> While Rust isn’t “certified” out of the box, it provides attributes that facilitate certification. By design, Rust restricts certain low-level operations and enforces strict memory safety rules, effectively shifting much of the error-checking and verification into compile-time. This means that issues that might otherwise be found by multiple external tools in C/C++ are caught early during the Rust build process.
DO-178C isn’t there yet, but I believe I heard that it’s coming. In general, Ferrous Systems works with customer demand, which has been more automotive to start.
Qualifying Ferrocene was way, way, way less expensive than that, and they've already had multiple versions of Rust qualified. The incremental qualifications are even easier and cheaper than the initial one is.

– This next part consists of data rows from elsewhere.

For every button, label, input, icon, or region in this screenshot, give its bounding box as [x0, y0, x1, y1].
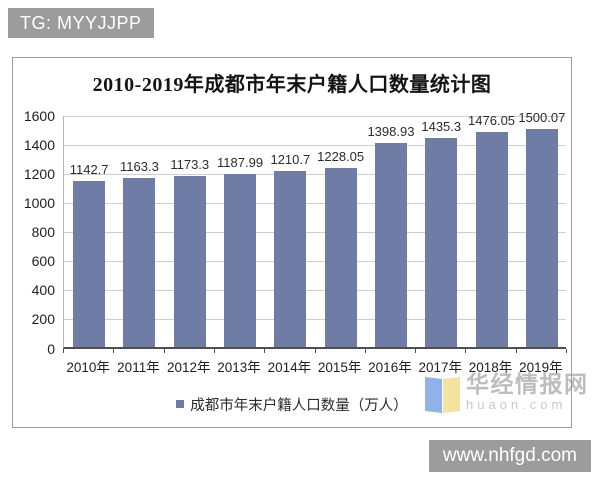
bar — [324, 168, 357, 347]
y-axis-tick-label: 1000 — [23, 194, 55, 211]
x-axis-tick-label: 2012年 — [166, 360, 211, 375]
top-watermark-tag: TG: MYYJJPP — [8, 8, 154, 38]
bottom-watermark-tag: www.nhfgd.com — [428, 440, 591, 472]
legend-marker-swatch — [176, 400, 185, 408]
x-axis-tick — [364, 349, 366, 353]
x-axis-tick — [264, 349, 266, 353]
gridline — [64, 232, 566, 233]
bar-value-label: 1173.3 — [170, 157, 210, 173]
legend-label: 成都市年末户籍人口数量（万人） — [190, 397, 408, 414]
bar-value-label: 1228.05 — [317, 149, 365, 165]
y-axis-tick-label: 600 — [31, 253, 55, 270]
x-axis-tick-label: 2018年 — [468, 360, 513, 375]
y-axis-tick-label: 400 — [31, 282, 55, 299]
bar-value-label: 1187.99 — [217, 155, 264, 170]
bar — [274, 170, 307, 347]
x-axis-tick-label: 2016年 — [368, 360, 412, 375]
bar-value-label: 1163.3 — [120, 158, 159, 174]
bar-value-label: 1476.05 — [468, 113, 516, 129]
bar — [123, 177, 156, 347]
bar — [374, 143, 407, 347]
bar — [475, 132, 508, 347]
y-axis-tick-label: 800 — [31, 224, 55, 240]
gridline — [64, 261, 566, 263]
x-axis-tick-label: 2014年 — [267, 360, 312, 375]
y-axis-tick-label: 1600 — [23, 107, 55, 124]
y-axis-tick-label: 200 — [31, 311, 55, 328]
bar-value-label: 1435.3 — [421, 119, 462, 134]
x-axis-tick — [113, 349, 115, 353]
bar — [173, 176, 206, 347]
x-axis-tick — [515, 349, 517, 353]
gridline — [64, 144, 566, 146]
gridline — [64, 319, 566, 321]
x-axis-tick-label: 2013年 — [217, 360, 261, 375]
plot-area: 1142.7 1163.3 1173.3 1187.99 1210.7 1228.05 13… — [63, 110, 566, 349]
x-axis-tick — [314, 349, 316, 353]
bar — [224, 174, 257, 347]
x-axis-tick — [415, 349, 417, 353]
bar-value-label: 1398.93 — [367, 124, 415, 140]
chart-title: 2010-2019年成都市年末户籍人口数量统计图 — [92, 74, 492, 96]
x-axis-tick — [63, 349, 64, 353]
x-axis-tick-label: 2019年 — [519, 360, 563, 375]
gridline — [64, 290, 566, 292]
legend: 成都市年末户籍人口数量（万人） — [13, 394, 571, 414]
x-axis-tick — [163, 349, 165, 353]
bar-value-label: 1210.7 — [270, 151, 311, 167]
gridline — [64, 115, 566, 117]
y-axis-tick-label: 1200 — [23, 165, 55, 182]
bar — [73, 180, 106, 347]
x-axis-tick-label: 2011年 — [117, 360, 160, 375]
gridline — [64, 173, 566, 175]
chart-panel: 2010-2019年成都市年末户籍人口数量统计图 1142.7 1163.3 117… — [12, 57, 587, 428]
bar-value-label: 1500.07 — [518, 109, 566, 125]
y-axis-tick-label: 1400 — [23, 136, 55, 153]
x-axis-tick-label: 2015年 — [317, 360, 362, 375]
x-axis-tick-label: 2010年 — [66, 360, 110, 375]
bar — [425, 138, 458, 347]
bar — [525, 128, 558, 347]
bar-value-label: 1142.7 — [69, 161, 109, 177]
gridline — [64, 202, 566, 204]
x-axis-tick — [465, 349, 467, 353]
x-axis-tick-label: 2017年 — [418, 360, 463, 375]
y-axis-tick-label: 0 — [47, 340, 55, 357]
x-axis-tick — [566, 349, 567, 353]
x-axis-tick — [213, 349, 215, 353]
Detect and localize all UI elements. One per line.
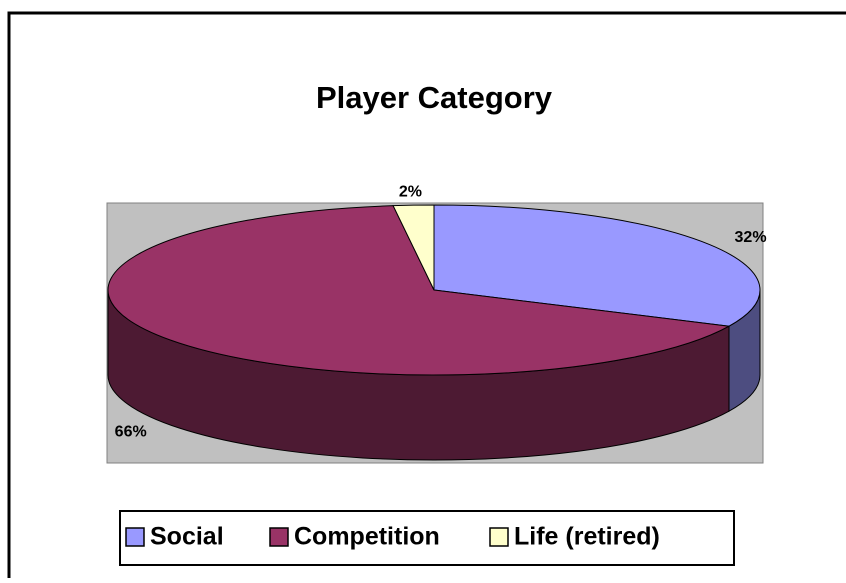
pie-slice — [392, 204, 435, 291]
legend-swatch — [489, 527, 509, 547]
data-label: 66% — [115, 424, 147, 441]
pie-slice — [107, 205, 731, 376]
chart-title: Player Category — [316, 80, 553, 115]
legend-label: Social — [150, 523, 224, 551]
data-label: 32% — [735, 229, 767, 246]
data-label: 2% — [399, 184, 422, 201]
legend — [119, 510, 735, 566]
legend-swatch — [125, 527, 145, 547]
legend-label: Competition — [294, 523, 440, 551]
legend-label: Life (retired) — [514, 523, 660, 551]
pie-slice — [433, 204, 761, 327]
legend-swatch — [269, 527, 289, 547]
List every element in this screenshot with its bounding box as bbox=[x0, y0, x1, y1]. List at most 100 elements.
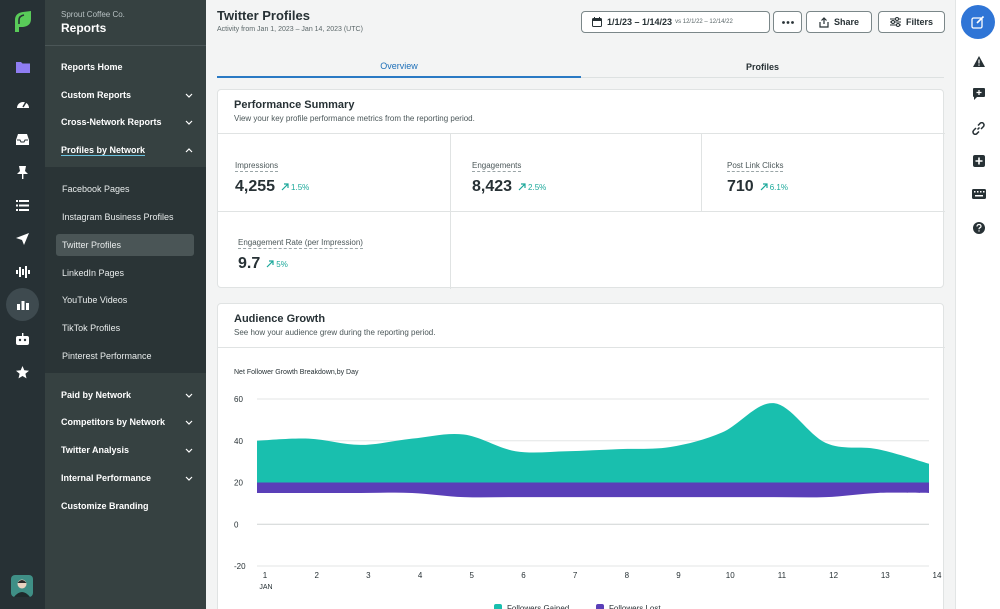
y-tick-label: 40 bbox=[234, 437, 243, 446]
chevron-down-icon bbox=[185, 420, 193, 425]
star-icon[interactable] bbox=[0, 357, 45, 387]
share-button[interactable]: Share bbox=[806, 11, 872, 33]
y-tick-label: 20 bbox=[234, 479, 243, 488]
keyboard-icon[interactable] bbox=[956, 186, 1000, 202]
metric-post-link-clicks: Post Link Clicks 710 6.1% bbox=[727, 155, 788, 196]
card-title: Performance Summary bbox=[234, 99, 355, 111]
alert-icon[interactable] bbox=[956, 53, 1000, 69]
metric-label[interactable]: Impressions bbox=[235, 161, 279, 172]
nav-item-internal-performance[interactable]: Internal Performance bbox=[61, 471, 193, 485]
subnav-item-twitter-profiles[interactable]: Twitter Profiles bbox=[56, 234, 194, 256]
sliders-icon bbox=[889, 17, 901, 27]
nav-item-reports-home[interactable]: Reports Home bbox=[61, 62, 123, 72]
metric-label[interactable]: Post Link Clicks bbox=[727, 161, 784, 172]
bot-icon[interactable] bbox=[0, 324, 45, 354]
profiles-submenu bbox=[45, 167, 206, 373]
pin-icon[interactable] bbox=[0, 157, 45, 187]
link-icon[interactable] bbox=[956, 120, 1000, 136]
x-tick-label: 3 bbox=[366, 571, 371, 580]
page-title: Twitter Profiles bbox=[217, 8, 310, 23]
metric-change: 6.1% bbox=[760, 183, 788, 192]
trend-up-icon bbox=[518, 183, 526, 191]
subnav-item-pinterest-performance[interactable]: Pinterest Performance bbox=[62, 351, 152, 361]
divider bbox=[45, 45, 206, 46]
chevron-down-icon bbox=[185, 93, 193, 98]
subnav-item-tiktok-profiles[interactable]: TikTok Profiles bbox=[62, 323, 121, 333]
icon-rail bbox=[0, 0, 45, 609]
metric-change: 2.5% bbox=[518, 183, 546, 192]
metric-label[interactable]: Engagement Rate (per Impression) bbox=[238, 238, 363, 249]
feedback-icon[interactable] bbox=[956, 86, 1000, 102]
x-tick-label: 4 bbox=[418, 571, 423, 580]
subnav-item-youtube-videos[interactable]: YouTube Videos bbox=[62, 295, 128, 305]
compose-icon bbox=[971, 15, 985, 29]
chevron-down-icon bbox=[185, 120, 193, 125]
chart-title: Net Follower Growth Breakdown,by Day bbox=[234, 369, 359, 376]
more-button[interactable] bbox=[773, 11, 802, 33]
send-icon[interactable] bbox=[0, 224, 45, 254]
x-tick-label: 6 bbox=[521, 571, 526, 580]
bar-chart-icon[interactable] bbox=[0, 288, 45, 321]
metric-change: 5% bbox=[266, 260, 288, 269]
list-icon[interactable] bbox=[0, 190, 45, 220]
add-icon[interactable] bbox=[956, 153, 1000, 169]
y-tick-label: -20 bbox=[234, 562, 246, 571]
audio-wave-icon[interactable] bbox=[0, 257, 45, 287]
subnav-item-linkedin-pages[interactable]: LinkedIn Pages bbox=[62, 268, 125, 278]
nav-item-twitter-analysis[interactable]: Twitter Analysis bbox=[61, 443, 193, 457]
x-tick-label: 12 bbox=[829, 571, 838, 580]
x-tick-label: 14 bbox=[933, 571, 942, 580]
divider bbox=[701, 134, 702, 211]
nav-item-profiles-by-network[interactable]: Profiles by Network bbox=[61, 143, 193, 157]
metric-engagement-rate: Engagement Rate (per Impression) 9.7 5% bbox=[238, 232, 363, 273]
legend-swatch bbox=[494, 604, 502, 609]
chart-area: Net Follower Growth Breakdown,by Day 60 4… bbox=[218, 347, 945, 609]
trend-up-icon bbox=[266, 260, 274, 268]
avatar[interactable] bbox=[11, 575, 33, 597]
subnav-item-facebook-pages[interactable]: Facebook Pages bbox=[62, 184, 130, 194]
series-area-followers-lost bbox=[257, 482, 929, 498]
inbox-icon[interactable] bbox=[0, 124, 45, 154]
x-tick-label: 10 bbox=[726, 571, 735, 580]
calendar-icon bbox=[592, 17, 602, 27]
share-icon bbox=[819, 16, 829, 28]
filters-button[interactable]: Filters bbox=[878, 11, 945, 33]
card-subtitle: See how your audience grew during the re… bbox=[234, 328, 436, 337]
metric-label[interactable]: Engagements bbox=[472, 161, 522, 172]
nav-item-custom-reports[interactable]: Custom Reports bbox=[61, 88, 193, 102]
compare-range: vs 12/1/22 – 12/14/22 bbox=[675, 19, 733, 25]
metric-change: 1.5% bbox=[281, 183, 309, 192]
chevron-down-icon bbox=[185, 393, 193, 398]
sprout-logo-icon[interactable] bbox=[12, 11, 33, 33]
y-tick-label: 60 bbox=[234, 395, 243, 404]
legend-label: Followers Gained bbox=[507, 604, 569, 609]
tab-overview[interactable]: Overview bbox=[217, 56, 581, 78]
divider bbox=[218, 133, 945, 134]
metric-engagements: Engagements 8,423 2.5% bbox=[472, 155, 546, 196]
date-range-picker[interactable]: 1/1/23 – 1/14/23 vs 12/1/22 – 12/14/22 bbox=[581, 11, 770, 33]
metric-value: 710 bbox=[727, 178, 754, 195]
nav-item-cross-network-reports[interactable]: Cross-Network Reports bbox=[61, 115, 193, 129]
folder-icon[interactable] bbox=[0, 52, 45, 82]
nav-item-paid-by-network[interactable]: Paid by Network bbox=[61, 388, 193, 402]
x-month-label: JAN bbox=[259, 584, 272, 591]
card-title: Audience Growth bbox=[234, 313, 326, 325]
legend-swatch bbox=[596, 604, 604, 609]
metric-value: 9.7 bbox=[238, 255, 261, 272]
legend-label: Followers Lost bbox=[609, 604, 661, 609]
nav-item-competitors-by-network[interactable]: Competitors by Network bbox=[61, 415, 193, 429]
nav-item-customize-branding[interactable]: Customize Branding bbox=[61, 501, 149, 511]
tab-profiles[interactable]: Profiles bbox=[745, 61, 779, 72]
subnav-item-instagram-business-profiles[interactable]: Instagram Business Profiles bbox=[62, 212, 174, 222]
compose-button[interactable] bbox=[961, 5, 995, 39]
reports-nav: Sprout Coffee Co. Reports Reports Home C… bbox=[45, 0, 206, 609]
section-title: Reports bbox=[61, 21, 107, 35]
help-icon[interactable] bbox=[956, 220, 1000, 236]
gauge-icon[interactable] bbox=[0, 89, 45, 119]
report-tabs: Overview Profiles bbox=[217, 56, 944, 78]
x-tick-label: 8 bbox=[625, 571, 630, 580]
x-tick-label: 7 bbox=[573, 571, 578, 580]
page-header: Twitter Profiles Activity from Jan 1, 20… bbox=[206, 0, 955, 48]
x-tick-label: 13 bbox=[881, 571, 890, 580]
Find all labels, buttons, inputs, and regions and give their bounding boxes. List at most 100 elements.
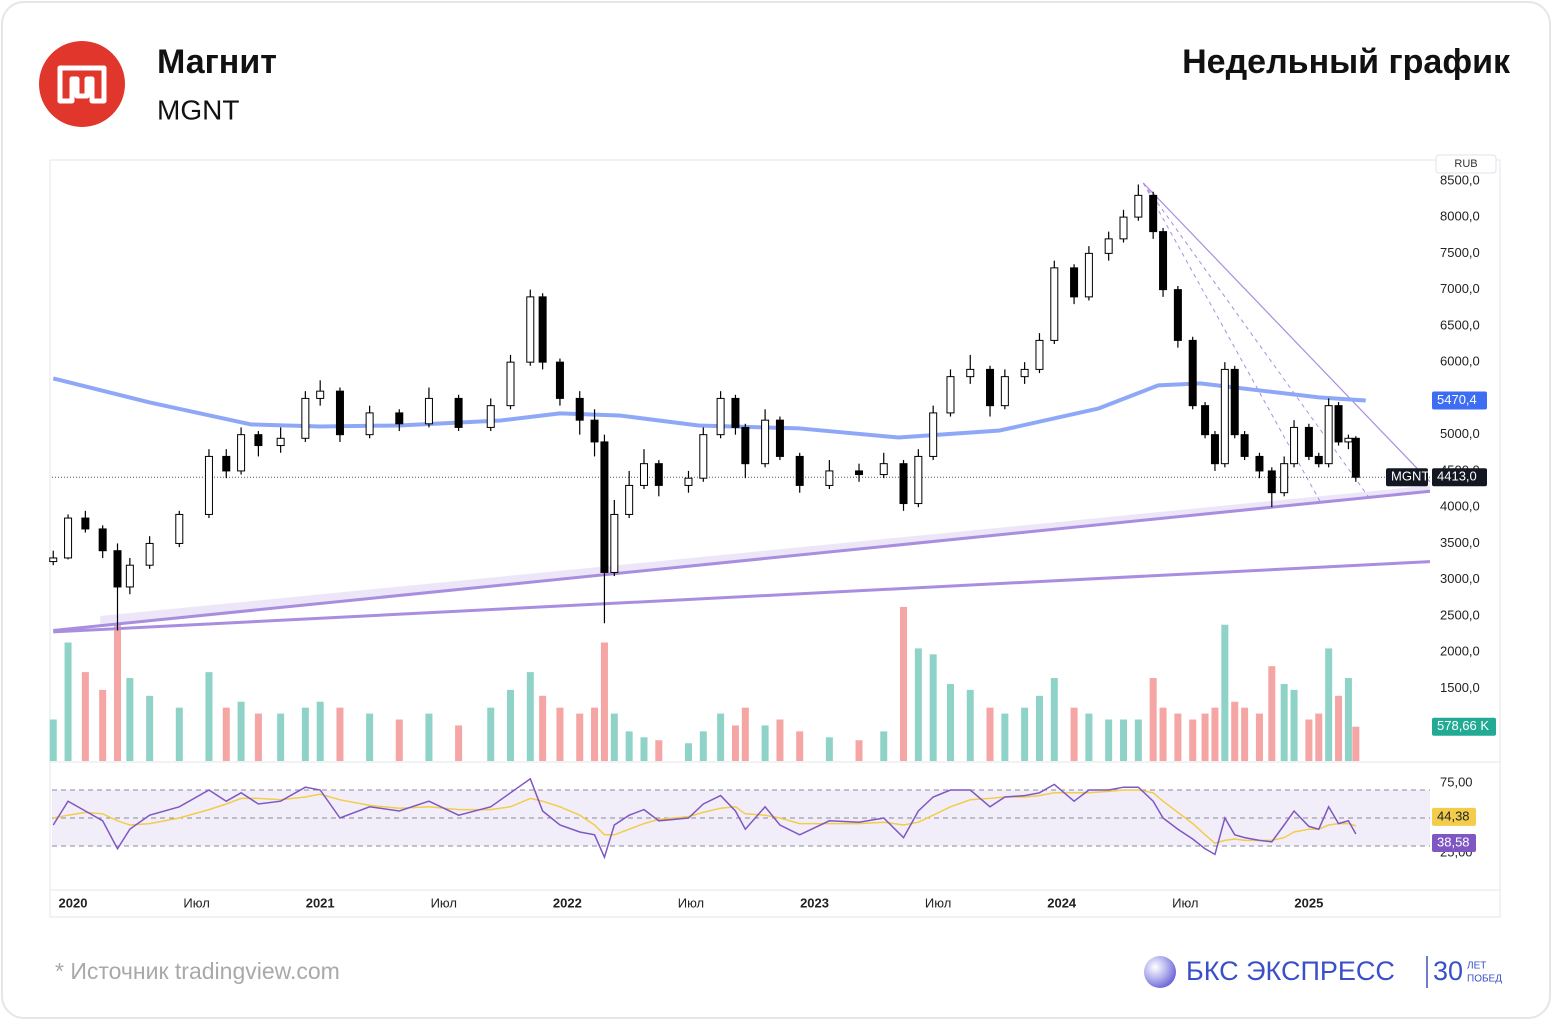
candle-body: [555, 361, 564, 399]
rsi-label: 38,58: [1437, 834, 1470, 849]
volume-bar: [1280, 683, 1288, 761]
volume-bar: [1120, 719, 1128, 761]
candle-body: [113, 550, 122, 588]
candle-body: [1188, 339, 1197, 407]
chart-kind: Недельный график: [1182, 43, 1511, 81]
candle-body: [335, 390, 344, 436]
volume-bar: [1290, 689, 1298, 761]
rsi-line: [52, 777, 1357, 860]
symbol-label: MGNT: [1391, 469, 1429, 484]
volume-bar: [1174, 713, 1182, 761]
candle-body: [222, 455, 231, 472]
last-price: 4413,0: [1437, 469, 1477, 484]
volume-bar: [1159, 707, 1167, 761]
candle-body: [254, 434, 263, 447]
volume-bar: [114, 624, 122, 761]
volume-bar: [576, 713, 584, 761]
candle-body: [49, 557, 58, 563]
volume-bar: [966, 689, 974, 761]
candle-body: [1230, 368, 1239, 436]
volume-bar: [1201, 713, 1209, 761]
x-tick-label: 2022: [553, 895, 582, 910]
volume-label: 578,66 K: [1437, 718, 1489, 733]
candle-body: [639, 463, 648, 486]
volume-bar: [684, 743, 692, 761]
candle-body: [716, 397, 725, 436]
candle-body: [1267, 470, 1276, 494]
candle-body: [454, 397, 463, 428]
x-tick-label: Июл: [431, 895, 457, 910]
y-tick-label: 6000,0: [1440, 354, 1480, 369]
candle-body: [1000, 376, 1009, 407]
years: 30: [1433, 956, 1463, 986]
volume-bar: [929, 654, 937, 761]
candle-body: [301, 397, 310, 439]
candle-body: [365, 412, 374, 436]
candle-body: [145, 542, 154, 566]
candle-body: [625, 484, 634, 515]
volume-bar: [395, 719, 403, 761]
years-word: ЛЕТ: [1467, 961, 1486, 972]
candle-body: [125, 564, 134, 588]
volume-bar: [556, 707, 564, 761]
title: Магнит: [157, 43, 277, 81]
x-tick-label: Июл: [925, 895, 951, 910]
volume-bar: [640, 737, 648, 761]
y-tick-label: 2000,0: [1440, 644, 1480, 659]
candle-body: [986, 368, 995, 407]
volume-bar: [1268, 666, 1276, 761]
x-tick-label: 2020: [59, 895, 88, 910]
candle-body: [1304, 426, 1313, 457]
candle-body: [64, 517, 73, 559]
volume-bar: [175, 707, 183, 761]
ma-label: 5470,4: [1437, 392, 1477, 407]
volume-bar: [1305, 719, 1313, 761]
candle-body: [946, 376, 955, 414]
logo: [39, 41, 125, 127]
volume-bar: [81, 672, 89, 761]
volume-bar: [1021, 707, 1029, 761]
volume-bar: [146, 695, 154, 761]
volume-bar: [1241, 707, 1249, 761]
volume-bar: [49, 719, 57, 761]
volume-bar: [1085, 713, 1093, 761]
trendline: [1142, 182, 1372, 501]
volume-bar: [205, 672, 213, 761]
symbol-label-box: [1386, 468, 1428, 487]
volume-bar: [507, 689, 515, 761]
volume-bar: [1221, 624, 1229, 761]
volume-bar: [455, 725, 463, 761]
y-tick-label: 7000,0: [1440, 281, 1480, 296]
source: * Источник tradingview.com: [55, 958, 340, 984]
volume-bar: [1231, 701, 1239, 761]
candle-body: [795, 455, 804, 486]
trendline: [1142, 182, 1431, 483]
candle-body: [1050, 267, 1059, 341]
currency: RUB: [1454, 158, 1477, 170]
rsi-tick-label: 75,00: [1440, 774, 1473, 789]
volume-label-box: [1432, 717, 1496, 736]
candle-body: [1210, 434, 1219, 465]
candle-body: [899, 463, 908, 505]
candle-body: [237, 434, 246, 472]
volume-bar: [625, 731, 633, 761]
candle-body: [1255, 455, 1264, 472]
volume-bar: [600, 642, 608, 761]
volume-bar: [126, 678, 134, 761]
candle-body: [316, 390, 325, 399]
volume-bar: [1035, 695, 1043, 761]
y-tick-label: 8000,0: [1440, 209, 1480, 224]
rsi-ma-label: 44,38: [1437, 808, 1470, 823]
x-tick-label: Июл: [1172, 895, 1198, 910]
rsi-label-box: [1432, 833, 1476, 852]
volume-bar: [699, 731, 707, 761]
candle-body: [1290, 426, 1299, 465]
candle-body: [575, 397, 584, 421]
candle-body: [1314, 455, 1323, 465]
volume-bar: [761, 725, 769, 761]
candle-body: [1201, 405, 1210, 436]
volume-bar: [1134, 719, 1142, 761]
y-tick-label: 5000,0: [1440, 426, 1480, 441]
volume-bar: [610, 713, 618, 761]
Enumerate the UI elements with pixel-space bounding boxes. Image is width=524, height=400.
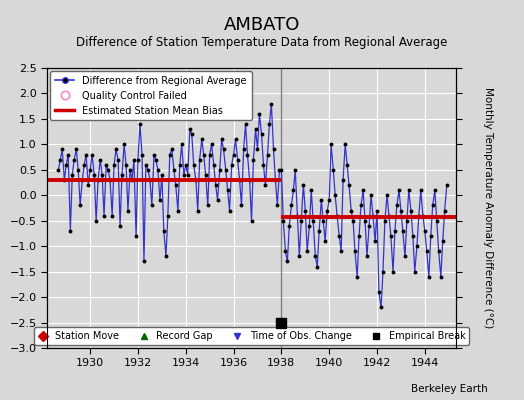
Legend: Station Move, Record Gap, Time of Obs. Change, Empirical Break: Station Move, Record Gap, Time of Obs. C…	[34, 327, 469, 345]
Text: Berkeley Earth: Berkeley Earth	[411, 384, 487, 394]
Y-axis label: Monthly Temperature Anomaly Difference (°C): Monthly Temperature Anomaly Difference (…	[483, 87, 493, 329]
Text: AMBATO: AMBATO	[224, 16, 300, 34]
Text: Difference of Station Temperature Data from Regional Average: Difference of Station Temperature Data f…	[77, 36, 447, 49]
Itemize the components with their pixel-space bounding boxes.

I'd believe it, but from talking about this with the Ferrocene folks, there's just structural issues why it was much easier to qualify rustc than it has been to qualify C compilers. This is how they're able to offer the product at a significantly lower price point, and how they've been able to fairly regularly re-qualify new versions quickly.
> With developments such as the Ferrocene-qualified compiler, Rust can now meet all the analysis requirements under DO-178C, one of the most stringent safety-critical standards worldwide.
Clearly C “can meet” and “has met” DO-178. So, I posit that more languages than C “can meet” this standard.
Proving it is the very hard, very expensive part.
Oh, and whatever version of the rust compiler that gets certified will be locked down as the only certified toolchain. No more compiler updates every 6 weeks. Unless you go though the whole process again.